There have been few documented cases of cheating in the labs, Pearson said, but the University Senate decided that the perception of cheating was reason enough for some of the changes.

One of the changes dealing with cheating has already been implemented - the addition of a student academic dishonesty awareness box, which informs students of the university's policies on cheating, he said.

The other major issue that the senate taskforce headed by Pearson wanted to address was the duties of the student monitors.

"[Student monitors] were being asked to do certain things even a professor wouldn't want to do," he said. "There were over 700 different sets of instructions sent by the faculty last year, we thought this was just a nightmare."

Professors could leave detailed instructions for students, complicating their job, he said. Some professors would ask unrealistic things of monitors, like checking a student's textbook before and after the test, he said.

Pearson said several of the implementations reflect the desire to lessen the monitors' responsibilities. Professors will only be allowed to dictate what resources a student can use on their test, he said. Professors can allow students any combination of a calculator, a textbook or notes, he said.

Also, professors will be asked to denote the test, either with the use of resources or without them, Pearson said. The testing labs will be divided into two sections, one with resources, one without, he said.

Pearson said that dividing the room serves another purpose.

The taskforce thought students might see other students using their books or calculators, and they might have thought they were cheating, when in reality they were allowed to use those resources, Pearson said. Partitioning the room will remedy that problem, he said.
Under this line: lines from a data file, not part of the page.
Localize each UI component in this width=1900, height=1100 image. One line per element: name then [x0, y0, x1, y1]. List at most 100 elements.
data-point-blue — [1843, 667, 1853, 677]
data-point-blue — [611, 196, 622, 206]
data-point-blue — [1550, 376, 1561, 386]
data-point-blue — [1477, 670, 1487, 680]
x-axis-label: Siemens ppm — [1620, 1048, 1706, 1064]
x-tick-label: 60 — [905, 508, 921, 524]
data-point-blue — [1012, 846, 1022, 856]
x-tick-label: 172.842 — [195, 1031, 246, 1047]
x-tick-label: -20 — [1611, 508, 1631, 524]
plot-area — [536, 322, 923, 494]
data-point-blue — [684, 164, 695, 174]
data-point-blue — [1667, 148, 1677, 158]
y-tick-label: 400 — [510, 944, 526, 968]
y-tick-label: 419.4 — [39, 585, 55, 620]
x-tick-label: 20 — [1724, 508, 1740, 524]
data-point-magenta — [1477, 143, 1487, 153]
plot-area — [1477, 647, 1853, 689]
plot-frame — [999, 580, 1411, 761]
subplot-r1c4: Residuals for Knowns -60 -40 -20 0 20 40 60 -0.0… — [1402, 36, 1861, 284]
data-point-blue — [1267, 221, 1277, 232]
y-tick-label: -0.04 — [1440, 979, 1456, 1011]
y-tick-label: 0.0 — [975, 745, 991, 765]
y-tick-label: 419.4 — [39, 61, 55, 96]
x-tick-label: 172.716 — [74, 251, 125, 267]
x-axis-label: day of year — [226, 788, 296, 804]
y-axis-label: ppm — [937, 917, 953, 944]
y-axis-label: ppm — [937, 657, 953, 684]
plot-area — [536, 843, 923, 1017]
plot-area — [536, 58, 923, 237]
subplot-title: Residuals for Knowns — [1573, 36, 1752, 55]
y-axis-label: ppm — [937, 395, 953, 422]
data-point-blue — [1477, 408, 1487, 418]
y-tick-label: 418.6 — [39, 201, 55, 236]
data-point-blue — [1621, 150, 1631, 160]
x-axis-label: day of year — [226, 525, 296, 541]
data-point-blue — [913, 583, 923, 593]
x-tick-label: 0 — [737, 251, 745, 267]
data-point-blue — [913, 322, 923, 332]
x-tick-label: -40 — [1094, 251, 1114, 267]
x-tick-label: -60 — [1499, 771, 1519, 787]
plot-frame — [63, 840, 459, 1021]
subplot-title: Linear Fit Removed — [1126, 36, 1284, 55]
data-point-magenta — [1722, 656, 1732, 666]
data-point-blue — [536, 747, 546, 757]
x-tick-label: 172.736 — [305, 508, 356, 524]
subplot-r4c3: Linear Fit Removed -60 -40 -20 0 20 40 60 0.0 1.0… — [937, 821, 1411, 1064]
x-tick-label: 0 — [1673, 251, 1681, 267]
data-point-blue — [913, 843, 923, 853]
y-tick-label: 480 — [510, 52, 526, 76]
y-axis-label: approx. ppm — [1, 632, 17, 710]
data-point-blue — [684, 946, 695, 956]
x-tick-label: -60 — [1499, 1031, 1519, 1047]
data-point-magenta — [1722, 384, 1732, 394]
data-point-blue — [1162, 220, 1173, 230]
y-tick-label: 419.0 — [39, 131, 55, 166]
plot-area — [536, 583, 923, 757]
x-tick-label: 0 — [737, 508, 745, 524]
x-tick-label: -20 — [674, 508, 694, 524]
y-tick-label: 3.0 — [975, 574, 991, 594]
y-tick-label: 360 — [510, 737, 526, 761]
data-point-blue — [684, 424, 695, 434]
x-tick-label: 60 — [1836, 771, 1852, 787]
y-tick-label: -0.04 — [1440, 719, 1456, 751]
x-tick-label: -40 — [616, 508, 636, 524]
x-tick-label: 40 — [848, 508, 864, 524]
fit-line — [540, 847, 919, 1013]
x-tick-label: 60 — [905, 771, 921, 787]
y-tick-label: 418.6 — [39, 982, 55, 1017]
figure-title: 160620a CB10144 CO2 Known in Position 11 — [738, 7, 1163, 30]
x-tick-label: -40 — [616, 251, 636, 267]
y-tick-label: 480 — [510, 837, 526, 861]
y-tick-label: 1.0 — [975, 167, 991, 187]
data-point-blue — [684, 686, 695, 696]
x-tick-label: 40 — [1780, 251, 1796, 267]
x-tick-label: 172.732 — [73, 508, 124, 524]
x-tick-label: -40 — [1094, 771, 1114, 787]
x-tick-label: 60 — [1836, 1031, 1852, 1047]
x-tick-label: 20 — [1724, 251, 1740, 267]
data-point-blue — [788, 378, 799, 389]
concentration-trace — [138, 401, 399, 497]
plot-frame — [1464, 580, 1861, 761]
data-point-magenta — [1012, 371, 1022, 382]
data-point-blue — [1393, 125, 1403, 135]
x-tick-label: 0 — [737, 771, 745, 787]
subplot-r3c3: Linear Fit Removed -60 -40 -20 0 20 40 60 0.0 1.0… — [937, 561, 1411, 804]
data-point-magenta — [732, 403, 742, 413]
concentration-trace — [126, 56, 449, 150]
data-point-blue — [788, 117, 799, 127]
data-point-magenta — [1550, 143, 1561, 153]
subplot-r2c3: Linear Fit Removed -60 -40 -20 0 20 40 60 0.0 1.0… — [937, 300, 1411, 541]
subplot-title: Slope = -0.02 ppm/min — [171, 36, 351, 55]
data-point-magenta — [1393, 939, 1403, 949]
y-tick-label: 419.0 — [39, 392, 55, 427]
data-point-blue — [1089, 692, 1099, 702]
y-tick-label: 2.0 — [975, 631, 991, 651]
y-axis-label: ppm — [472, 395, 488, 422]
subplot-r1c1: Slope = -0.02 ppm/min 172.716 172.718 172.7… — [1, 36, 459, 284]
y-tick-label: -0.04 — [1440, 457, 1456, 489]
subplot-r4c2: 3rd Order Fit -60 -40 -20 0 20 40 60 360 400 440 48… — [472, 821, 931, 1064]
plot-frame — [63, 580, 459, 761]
For security reasons, cameras have already been added, something, Pearson said, that has needed to happen for some time. Pearson's senate taskforce also wants to let faculty know that inQsit has far more uses than sending students to the lab.

"Eventually, we want professors to be able to hold a test in their departmental computer labs," he said. "[With open book tests] you could even have a test at home."

Junior elementary education major Rebecca Newlin said she welcomes the changes, though she didn't see how it was possible to cheat under the current policies.

"We're all adults, we should know what to do," she said. "We know what's right and wrong."

The enactment will mark the first time that the labs have had a university backed, faculty driven set of rules, he said.